Where Does Altruism Come From?

Damon Linker argues at The Week that self-sacrifice is inexplicable on naturalism. Naturalism rests heavily upon evolutionary explanations of behavior, but cases like that of Thomas Vander Woude simply don't fit that narrative. Here's Vander Woude's story:
[C]onsider Thomas S. Vander Woude, the subject of an unforgettable 2011 article by the journalist Jeffrey Goldberg. One day in September 2008, Vander Woude's 20-year-old son Josie, who has Down syndrome, fell through a broken septic tank cover in their yard. The tank was eight feet deep and filled with sewage. After trying and failing to rescue his son by pulling on his arm from above, Vander Woude jumped into the tank, held his breath, dove under the surface of the waste, and hoisted his son onto his shoulders. Josie was rescued a few minutes later. By then his 66-year-old father was dead.

This is something that any father, atheist or believer, might do for his son. But only the believer can make sense of the deed.

Pick your favorite non-theistic theory: Rational choice and other economically-based accounts hold that people act to benefit themselves in everything they do. From that standpoint, Vander Woude — like the self-sacrificing soldier or firefighter — was a fool who incomprehensibly placed the good of another ahead of his own.
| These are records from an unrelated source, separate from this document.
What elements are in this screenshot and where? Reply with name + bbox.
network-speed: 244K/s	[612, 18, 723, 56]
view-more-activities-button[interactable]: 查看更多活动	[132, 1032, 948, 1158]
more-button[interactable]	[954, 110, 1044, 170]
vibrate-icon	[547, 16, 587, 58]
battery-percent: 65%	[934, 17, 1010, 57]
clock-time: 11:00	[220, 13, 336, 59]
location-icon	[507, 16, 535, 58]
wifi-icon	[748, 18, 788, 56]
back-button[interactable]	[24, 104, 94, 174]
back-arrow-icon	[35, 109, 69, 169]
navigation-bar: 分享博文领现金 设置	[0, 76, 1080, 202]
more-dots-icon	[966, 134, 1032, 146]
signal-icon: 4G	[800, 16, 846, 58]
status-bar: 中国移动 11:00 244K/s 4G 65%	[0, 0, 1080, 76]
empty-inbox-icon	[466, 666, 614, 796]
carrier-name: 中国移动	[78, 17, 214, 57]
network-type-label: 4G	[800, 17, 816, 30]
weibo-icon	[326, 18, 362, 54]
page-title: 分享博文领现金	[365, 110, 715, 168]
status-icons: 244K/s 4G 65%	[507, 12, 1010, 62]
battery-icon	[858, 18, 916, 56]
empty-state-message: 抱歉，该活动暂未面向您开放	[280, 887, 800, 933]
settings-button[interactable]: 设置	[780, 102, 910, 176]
Other atheistic theories similarly deny the possibility of genuine altruism, reject the possibility of free will, or else, like some forms of evolutionary psychology, posit that when people sacrifice themselves for others (especially, as in the Vander Woude case, for their offspring) they do so in order to strengthen kinship ties, and in so doing maximize the spread of their genes throughout the gene pool.

But of course, as someone with Down syndrome, Vander Woude's son is probably sterile and possesses defective genes that, judged from a purely evolutionary standpoint, deserve to die off anyway. So Vander Woude's sacrifice of himself seems to make him, once again, a fool.

Things are no better in less extreme cases. If Josie were a genius, his father's sacrifice might be partially explicable in evolutionary terms — as an act designed to ensure that his own and his son's genes survive and live on beyond them both. But this egoistic explanation would drain the act of its nobility, which is precisely what needs to be explained.

We feel moved by Vander Woude's sacrifice precisely because it seems selfless — the antithesis of evolutionary self-interestedness.

But why is that? What is it about the story of a man who willingly embraces a revolting, horrifying death in order to save his son that moves us to tears? Why does it seem somehow, like a beautiful painting or piece of music, a fleeting glimpse of perfection in an imperfect world?
It's an interesting question that Linker raises. Even if we can account for what Vander Woude did in evolutionary terms it's harder to account for why we who read about it think he did something noble and wonderful. Most evolutionists deny that there is such a thing as true altruism, that everything we do has a self-interested motive buried somewhere, but it's hard to see what that would be in the case of Thomas Vander Woude.

Linker believes that such acts of radical altruism give us a fleeting glimpse of something transcendent. Whether one agrees with that conclusion or not it certainly seems that altruism, unlike egoism, is very difficult to account for in a naturalistic worldview.